America needs a truth and reconciliation committee or similar process to have some accountability and then perhaps healing from the crimes and other harm committed by the Trump regime and its allies. What would such a process look like?
First of all, Desmond Tutu is a friend, he's on the advisory board of my Center for Mind-Body Medicine, and he's a great teacher to me. I've been talking with people in Congress who are asking the same question that you're asking, and who don't know how they're going to go about creating such a process. They are saying, "How am I going to forgive and have a working relationship, and maybe even a personal relationship, with people who at least gave tacit approval to these people who rioted and threatened my life?"

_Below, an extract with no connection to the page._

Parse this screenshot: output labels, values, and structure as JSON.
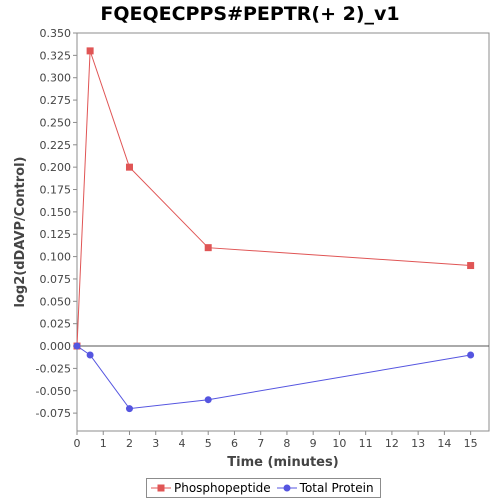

These congresspeople are saying they don't know how to do that right now," and I say, "The answer will come as you deal with your own issues, your own rage, and your own sense of betrayal. As you come into physiological balance, as you share your experience with people with whom you can share your experience. I don't know what the answer is going to be."
I do not know if there's going to be a truth and reconciliation commission such as what took place in South Africa. Such societies — I am doing similar work in Sudan — have a tradition where there are different ways of coming to a reconciliation, ways of going to family or a community you have wronged, and apologizing and giving something to them. We do not have that here in America.
How do you counsel Democrats to sit across from someone who wished them harm? If I was one of the Democrats I would want any Republican who aided and abetted the attackers in any way to be expelled from Congress and face criminal and civil punishments. How can there be forgiveness without accountability? How can we have healing without consequences?
They're not mutually exclusive. With Congress, the public part of that accountability, the institutional part, is calling the alleged participants to account. It is saying, "You did this. We should censure you." That's fine. As far as any kind of forgiveness, one has to see how that evolves, and if it does. I don't think they're mutually exclusive. I do not know what they're going to say to the other people in Congress. For my part, I'm happy to help them with the healing process, insofar as I can.